In his annual State of the State address on January 3, New York Governor Andrew Cuomo reaffirmed his commitment to a large-scale renovation of Manhattan’s Pennsylvania Station, the busiest rail hub in North America with 650,000 passengers daily. Calling the current underground facility the “seven levels of catacombs” (“nine circles of hell” would have been more accurate), Cuomo implied the state could use eminent domain to take control of Madison Square Garden (MSG) and other nearby buildings, replacing them with a new terminal that would recapture the glory of McKim, Mead & White’s original 1910 masterpiece.
Some changes at Penn Station are already under way: Skidmore, Owings & Merrill is finally carrying out the long-planned renovation of the Beaux-Arts James Farley Post Office, a landmarked building across the street behind the Garden, converting it into a train hall to ease congestion underground. Still, preservation groups, including Rebuild Penn Station, cheered the governor for what seemed to be an even grander vision.
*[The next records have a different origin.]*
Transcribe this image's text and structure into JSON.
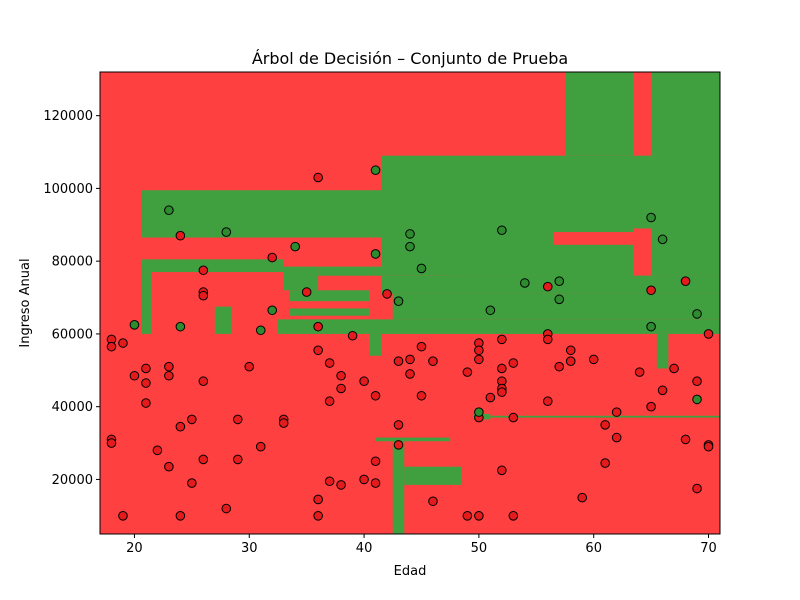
{
  "chart_data": {
    "type": "scatter",
    "title": "Árbol de Decisión – Conjunto de Prueba",
    "xlabel": "Edad",
    "ylabel": "Ingreso Anual",
    "xlim": [
      17,
      71
    ],
    "ylim": [
      5000,
      132000
    ],
    "x_ticks": [
      20,
      30,
      40,
      50,
      60,
      70
    ],
    "y_ticks": [
      20000,
      40000,
      60000,
      80000,
      100000,
      120000
    ],
    "grid": false,
    "colors": {
      "class0_region": "#ff4040",
      "class1_region": "#40a040",
      "class0_point": "#e41a1c",
      "class1_point": "#2e8b2e",
      "region_edge": "#1f7a1f"
    },
    "class1_regions": [
      {
        "x": [
          20.6,
          41.5
        ],
        "y": [
          86500,
          99500
        ]
      },
      {
        "x": [
          41.5,
          56.5
        ],
        "y": [
          76000,
          109000
        ]
      },
      {
        "x": [
          56.5,
          63.5
        ],
        "y": [
          88000,
          109000
        ]
      },
      {
        "x": [
          57.5,
          63.5
        ],
        "y": [
          109000,
          132000
        ]
      },
      {
        "x": [
          63.5,
          65
        ],
        "y": [
          89000,
          109000
        ]
      },
      {
        "x": [
          65,
          71
        ],
        "y": [
          76000,
          132000
        ]
      },
      {
        "x": [
          49.5,
          71
        ],
        "y": [
          73000,
          76000
        ]
      },
      {
        "x": [
          47.5,
          53.5
        ],
        "y": [
          76000,
          94500
        ]
      },
      {
        "x": [
          53.5,
          56
        ],
        "y": [
          76000,
          83500
        ]
      },
      {
        "x": [
          56,
          63.5
        ],
        "y": [
          75000,
          84500
        ]
      },
      {
        "x": [
          20.6,
          33
        ],
        "y": [
          77000,
          80500
        ]
      },
      {
        "x": [
          20.6,
          21.5
        ],
        "y": [
          60000,
          77000
        ]
      },
      {
        "x": [
          33,
          36
        ],
        "y": [
          72000,
          78500
        ]
      },
      {
        "x": [
          36,
          41.5
        ],
        "y": [
          76000,
          78500
        ]
      },
      {
        "x": [
          41.5,
          71
        ],
        "y": [
          71000,
          76000
        ]
      },
      {
        "x": [
          33.5,
          40.5
        ],
        "y": [
          69000,
          72000
        ]
      },
      {
        "x": [
          42.5,
          71
        ],
        "y": [
          64000,
          71000
        ]
      },
      {
        "x": [
          27,
          28.5
        ],
        "y": [
          60000,
          67500
        ]
      },
      {
        "x": [
          32.5,
          71
        ],
        "y": [
          60000,
          64000
        ]
      },
      {
        "x": [
          33.5,
          40.5
        ],
        "y": [
          65000,
          67000
        ]
      },
      {
        "x": [
          40.5,
          41.5
        ],
        "y": [
          54000,
          60000
        ]
      },
      {
        "x": [
          65.5,
          66.5
        ],
        "y": [
          50500,
          60000
        ]
      },
      {
        "x": [
          49.5,
          51
        ],
        "y": [
          36500,
          38000
        ]
      },
      {
        "x": [
          51,
          71
        ],
        "y": [
          37000,
          37500
        ]
      },
      {
        "x": [
          41,
          47.5
        ],
        "y": [
          30500,
          31500
        ]
      },
      {
        "x": [
          42.5,
          43.5
        ],
        "y": [
          5000,
          30500
        ]
      },
      {
        "x": [
          43.5,
          48.5
        ],
        "y": [
          18500,
          23500
        ]
      }
    ],
    "series": [
      {
        "name": "",
        "class": 0,
        "points": [
          [
            18,
            58500
          ],
          [
            18,
            56500
          ],
          [
            19,
            57500
          ],
          [
            18,
            31000
          ],
          [
            18,
            30000
          ],
          [
            19,
            10000
          ],
          [
            20,
            48500
          ],
          [
            21,
            50500
          ],
          [
            21,
            46500
          ],
          [
            21,
            41000
          ],
          [
            22,
            28000
          ],
          [
            23,
            51000
          ],
          [
            23,
            48500
          ],
          [
            23,
            23500
          ],
          [
            24,
            87000
          ],
          [
            24,
            34500
          ],
          [
            24,
            10000
          ],
          [
            25,
            36500
          ],
          [
            25,
            19000
          ],
          [
            26,
            77500
          ],
          [
            26,
            71500
          ],
          [
            26,
            70500
          ],
          [
            26,
            47000
          ],
          [
            26,
            25500
          ],
          [
            28,
            12000
          ],
          [
            29,
            36500
          ],
          [
            29,
            25500
          ],
          [
            30,
            51000
          ],
          [
            31,
            29000
          ],
          [
            32,
            81000
          ],
          [
            33,
            36500
          ],
          [
            33,
            35500
          ],
          [
            35,
            71500
          ],
          [
            36,
            103000
          ],
          [
            36,
            62000
          ],
          [
            36,
            55500
          ],
          [
            36,
            14500
          ],
          [
            36,
            10000
          ],
          [
            37,
            52000
          ],
          [
            37,
            41500
          ],
          [
            37,
            19500
          ],
          [
            38,
            48500
          ],
          [
            38,
            45000
          ],
          [
            38,
            18500
          ],
          [
            39,
            59500
          ],
          [
            40,
            47000
          ],
          [
            40,
            20000
          ],
          [
            41,
            43000
          ],
          [
            41,
            25000
          ],
          [
            41,
            19000
          ],
          [
            42,
            71000
          ],
          [
            43,
            52500
          ],
          [
            43,
            35000
          ],
          [
            43,
            29500
          ],
          [
            44,
            49000
          ],
          [
            44,
            53000
          ],
          [
            45,
            56500
          ],
          [
            45,
            43000
          ],
          [
            46,
            52500
          ],
          [
            46,
            14000
          ],
          [
            49,
            49500
          ],
          [
            49,
            10000
          ],
          [
            50,
            57500
          ],
          [
            50,
            55500
          ],
          [
            50,
            53000
          ],
          [
            50,
            37000
          ],
          [
            50,
            10000
          ],
          [
            51,
            42500
          ],
          [
            52,
            58500
          ],
          [
            52,
            50500
          ],
          [
            52,
            47000
          ],
          [
            52,
            45000
          ],
          [
            52,
            44000
          ],
          [
            52,
            22500
          ],
          [
            53,
            52000
          ],
          [
            53,
            37000
          ],
          [
            53,
            10000
          ],
          [
            56,
            73000
          ],
          [
            56,
            60000
          ],
          [
            56,
            58500
          ],
          [
            56,
            41500
          ],
          [
            57,
            51000
          ],
          [
            58,
            55500
          ],
          [
            58,
            52500
          ],
          [
            59,
            15000
          ],
          [
            60,
            53000
          ],
          [
            61,
            35000
          ],
          [
            61,
            24500
          ],
          [
            62,
            38500
          ],
          [
            62,
            31500
          ],
          [
            64,
            49500
          ],
          [
            65,
            72000
          ],
          [
            65,
            40000
          ],
          [
            66,
            44500
          ],
          [
            67,
            50500
          ],
          [
            68,
            74500
          ],
          [
            68,
            31000
          ],
          [
            69,
            47000
          ],
          [
            69,
            17500
          ],
          [
            70,
            60000
          ],
          [
            70,
            29500
          ],
          [
            70,
            29000
          ]
        ]
      },
      {
        "name": "",
        "class": 1,
        "points": [
          [
            23,
            94000
          ],
          [
            28,
            88000
          ],
          [
            34,
            84000
          ],
          [
            41,
            105000
          ],
          [
            41,
            82000
          ],
          [
            44,
            87500
          ],
          [
            44,
            84000
          ],
          [
            45,
            78000
          ],
          [
            52,
            88500
          ],
          [
            20,
            62500
          ],
          [
            24,
            62000
          ],
          [
            31,
            61000
          ],
          [
            32,
            66500
          ],
          [
            43,
            69000
          ],
          [
            51,
            66500
          ],
          [
            54,
            74000
          ],
          [
            57,
            74500
          ],
          [
            57,
            69500
          ],
          [
            65,
            92000
          ],
          [
            66,
            86000
          ],
          [
            65,
            62000
          ],
          [
            69,
            65500
          ],
          [
            69,
            42000
          ],
          [
            50,
            38500
          ]
        ]
      }
    ]
  }
}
“I was very pleased with Cuomo’s speech,” says Rebuild Penn Station chairman Sam Turvey, “because I think he’s recognizing that the Farley, while a great addition, doesn’t solve the problem of Penn Station. While he didn’t say directly that the Garden needs to move, he did say something major needs to happen there.”
MSG’s lease expires in 2023, at which point the City Council has ordered it to find a new location, and there are already multiple ideas for repurposing the lot. Vishaan Chakrabarti of Practice for Architecture and Urbanism, for one, suggests the stadium be stripped down to its skeleton and glazed, becoming a giant atrium. “Commuters now languishing in a fluorescent-lit cave would see natural light and city views,” Chakrabarti wrote in a New York Times op-ed. Such a renovation would avoid the costs of an entirely new volume while still allowing for the removal of some 200 columns that support the arena, which hinder the expansion of Penn Station’s underground concourses.
Turvey says he’s “cautiously optimistic” about the possibility of moving MSG, noting that big changes are bound to be contentious. “It’s what needs to happen, though,” he said. “You’re never going to realize the full potential of this region if you continue to funnel people through that hellhole. You can only dress it up so much.”